BUDAPEST. Ungarns Ministerpräsident Viktor Orbán hat in einem Interview harte Urteile über die CDU und die EVP gefällt. Auf die Frage der Budapester Zeitung, ob er noch Hoffnung hege, daß aus der CDU wieder eine vernünftige konservative Kraft, quasi eine Kohl-CDU werde, sagte er: „Nein, diesbezüglich haben wir keinerlei Hoffnung.“ Aus ungarischer Perspektive sei die „CDU heute eine linke Partei.“
Die Europäische Volkspartei EVP bezeichnete Ungarns Regierungschef als „eine linke Parteienfamilie“. Das Problem sei, daß sie „nicht nur links, sondern sogar doktrinär links“ sei.
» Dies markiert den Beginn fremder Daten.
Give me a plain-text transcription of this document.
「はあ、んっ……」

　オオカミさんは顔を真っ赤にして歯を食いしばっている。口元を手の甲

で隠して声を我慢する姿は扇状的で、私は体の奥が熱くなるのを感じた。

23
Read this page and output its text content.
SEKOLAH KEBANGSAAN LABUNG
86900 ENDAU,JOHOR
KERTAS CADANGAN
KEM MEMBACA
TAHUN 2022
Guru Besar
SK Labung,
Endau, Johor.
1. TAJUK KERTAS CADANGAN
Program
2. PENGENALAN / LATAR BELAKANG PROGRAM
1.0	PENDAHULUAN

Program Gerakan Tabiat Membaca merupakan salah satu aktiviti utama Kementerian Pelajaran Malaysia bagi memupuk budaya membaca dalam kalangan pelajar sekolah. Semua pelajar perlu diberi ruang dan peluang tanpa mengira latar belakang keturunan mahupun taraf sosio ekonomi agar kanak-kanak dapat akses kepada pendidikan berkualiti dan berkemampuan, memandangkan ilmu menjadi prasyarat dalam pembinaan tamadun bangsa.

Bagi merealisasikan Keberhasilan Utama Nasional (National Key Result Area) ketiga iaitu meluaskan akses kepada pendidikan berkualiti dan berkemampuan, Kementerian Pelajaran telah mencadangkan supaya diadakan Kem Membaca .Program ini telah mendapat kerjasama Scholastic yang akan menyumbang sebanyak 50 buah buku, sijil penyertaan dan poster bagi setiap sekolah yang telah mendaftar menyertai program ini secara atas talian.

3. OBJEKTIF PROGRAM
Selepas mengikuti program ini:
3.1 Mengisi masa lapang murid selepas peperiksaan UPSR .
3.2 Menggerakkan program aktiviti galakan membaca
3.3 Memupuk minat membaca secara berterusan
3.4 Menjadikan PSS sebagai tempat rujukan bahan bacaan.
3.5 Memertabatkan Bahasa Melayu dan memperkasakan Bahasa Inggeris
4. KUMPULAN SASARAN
Orbán: „Sie kann sich die Zusammenarbeit mit anderen nur so vorstellen, daß alle ihre Türen nach links geöffnet und die nach rechts geschlossen sind.“ Er habe dagegen gekämpft und diese Schlacht verloren: „Als Fidesz kämpften wir innerhalb der EVP auf verlorenem Posten. Letztlich waren wir gezwungen, uns zurückzuziehen.“
Orbán: Deswegen müssen wir die Beziehungen zur AfD opfern
Außerdem erklärte der ungarische Ministerpräsident gegenüber der deutschsprachigen Budapester Zeitung erstmals, welchen Druck die Bundesregierung in Sachen AfD auf ihn ausübt. „Es ist eine Eigenheit der deutschen Demokratie, daß es, wenn wir bezüglich der AfD aktiv würden, die zwischenstaatlichen Beziehungen beeinträchtigen würde. Das ist in der Bundesrepublik so, daran können wir nichts ändern.“
Die ungarische Regierung müsse daher Prioritäten setzen. „Für uns sind die zwischenstaatlichen Beziehungen wichtiger als jegliche Beziehungen zwischen Parteien.“ Orban: „Wir sind also gezwungen, auf dem Altar möglichst guter zwischenstaatlicher Beziehungen die Beziehungen zur AfD zu opfern.“
SPD ist die ungarnfeindlichste Partei Europas
Gleichzeitig übte er heftige Kritik an den Sozialdemokraten: „Die den Kanzler stellende SPD ist heute die ungarnfeindlichste Partei Europas. Unter solchen Umständen bedarf es natürlich großer Kraftanstrengungen, um die deutsch-ungarischen Beziehungen zu pflegen.“
Bei seinem Deutschland-Besuch vergangene Woche sei ihm klar geworden, daß die Bundesrepublik „eine Multi-Kulti-Gesellschaft geworden ist“. Das sei jetzt nicht mehr die Frage eines politischen Programms, „sondern ein Fakt“. Dieser Zustand weiche sehr stark von dem ab, wie „wir in Ungarn leben wollen“. Es bedüfe großer Kraftanstrengungen, um die Unterschiede zwischen den beiden Ländern auf immer mehr Gebieten zu überbrücken. (fh)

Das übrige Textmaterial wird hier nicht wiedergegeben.